Dallas Willard, whose work on spiritual formation has had long influence in evangelical circles, wrote that spiritual disciplines are activities that are in our power that enable us to do what we cannot do by willpower alone. Sabbath fits that framework exactly. You cannot force rest through effort. You can only stop and allow it. The discipline is the stopping, which for most people is harder than any amount of working. The calendar says you have a day off. The phone, the inbox, and the low-grade guilt about unfinished things say otherwise.
What the Sabbath tradition actually asks is not just cessation from labor but intentional reorientation toward dependence. You stop not because you finished but because you are not God and the world will continue without you managing it for a day. That is not a productivity technique. That is a theological confession. The Reformers wrote about Sabbath in terms of ceasing from self-reliance, not just from employment. That framing is almost completely absent from how most modern Christians relate to the practice, who tend to view a Sunday nap as a spiritual win and move on.
The data on rest deprivation is not new but it is increasingly pointed. The American Psychological Association's 2025 Stress in America report found that 40 percent of adults regularly feel they do not have enough time to recover from the previous week before the next one begins. That is not a time management problem. It is a formation problem. How you spend your rest reveals what you actually believe about your own necessity. Many people who say they trust God with their finances have never actually trusted God with their schedule for even 24 hours.
Practically, the Sabbath discipline does not require a specific day to function but it does require a specific boundary. That means no catching up, no scrolling for strategy, no half-listening to a podcast about productivity while nominally resting. The early church held to fixed hours of prayer and Sabbath keeping as communal practices, not individual projects. One quiet recovery happening in liturgical and confessional church traditions right now is the return to structured time as a form of accountability. You cannot keep Sabbath alone indefinitely any better than you can do most spiritual formation in total isolation.
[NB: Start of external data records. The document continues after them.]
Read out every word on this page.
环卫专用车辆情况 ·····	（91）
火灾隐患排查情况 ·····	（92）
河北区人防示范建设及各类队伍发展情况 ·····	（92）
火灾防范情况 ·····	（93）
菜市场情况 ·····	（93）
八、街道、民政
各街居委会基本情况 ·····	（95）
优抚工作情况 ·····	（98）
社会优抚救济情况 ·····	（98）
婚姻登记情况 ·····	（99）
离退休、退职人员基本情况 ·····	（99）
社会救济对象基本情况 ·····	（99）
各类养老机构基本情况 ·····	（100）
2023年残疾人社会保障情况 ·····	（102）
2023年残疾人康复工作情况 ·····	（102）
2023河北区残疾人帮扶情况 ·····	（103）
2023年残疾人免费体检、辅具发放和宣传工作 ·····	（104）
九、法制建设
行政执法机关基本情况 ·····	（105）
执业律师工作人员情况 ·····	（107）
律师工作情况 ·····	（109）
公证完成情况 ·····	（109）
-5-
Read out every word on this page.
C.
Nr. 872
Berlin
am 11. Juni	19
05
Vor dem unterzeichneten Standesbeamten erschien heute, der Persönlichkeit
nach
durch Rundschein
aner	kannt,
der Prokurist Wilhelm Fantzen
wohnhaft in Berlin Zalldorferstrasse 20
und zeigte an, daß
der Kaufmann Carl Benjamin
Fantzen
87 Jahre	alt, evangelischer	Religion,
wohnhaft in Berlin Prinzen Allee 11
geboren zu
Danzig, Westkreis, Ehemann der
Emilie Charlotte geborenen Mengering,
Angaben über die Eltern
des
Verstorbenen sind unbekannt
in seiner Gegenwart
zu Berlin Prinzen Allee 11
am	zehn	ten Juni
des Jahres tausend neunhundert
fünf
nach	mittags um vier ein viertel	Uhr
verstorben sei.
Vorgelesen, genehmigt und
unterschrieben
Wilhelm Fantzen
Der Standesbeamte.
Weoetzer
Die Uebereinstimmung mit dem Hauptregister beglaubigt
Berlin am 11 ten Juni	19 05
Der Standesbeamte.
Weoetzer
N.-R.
The Gospel Coalition booklets are designed for individual and small-group study, which points to something important about how this practice is being reintroduced. It is not being pitched as a wellness trend. It is being taught as biblical obedience with a specific theological rationale. Fasting, prayer, and Sabbath were the three disciplines the series opened with, and the sequencing reflects what the tradition considers foundational. Sabbath is in that company because stopping is as much a practice of trust as giving or intercession.
What makes this moment distinct is that the argument for Sabbath is no longer primarily a rest-and-recovery argument, though those benefits are real. It is increasingly a resistance argument. Resistance to a productivity culture that has colonized not just work hours but leisure, relationships, and even church attendance patterns. Pastors are starting to preach directly to the anxiety beneath the busyness, not just the busyness itself. That shift in framing is reaching people who heard the "rest more" message and ignored it because it sounded like advice. The theological framing hits differently because it names the actual problem, which is a disordered relationship with control.
If you have been treating rest as a reward rather than a command, the discipline does not begin with a full Sabbath day. It begins with an honest question about what you believe happens to the things you carry when you put them down for a few hours. The Desert Fathers figured out that you can tell what a person worships by what they cannot stop doing even when they are exhausted. Most people reading this already know the answer to the question. The practice of Sabbath is simply the decision to let that answer lead somewhere.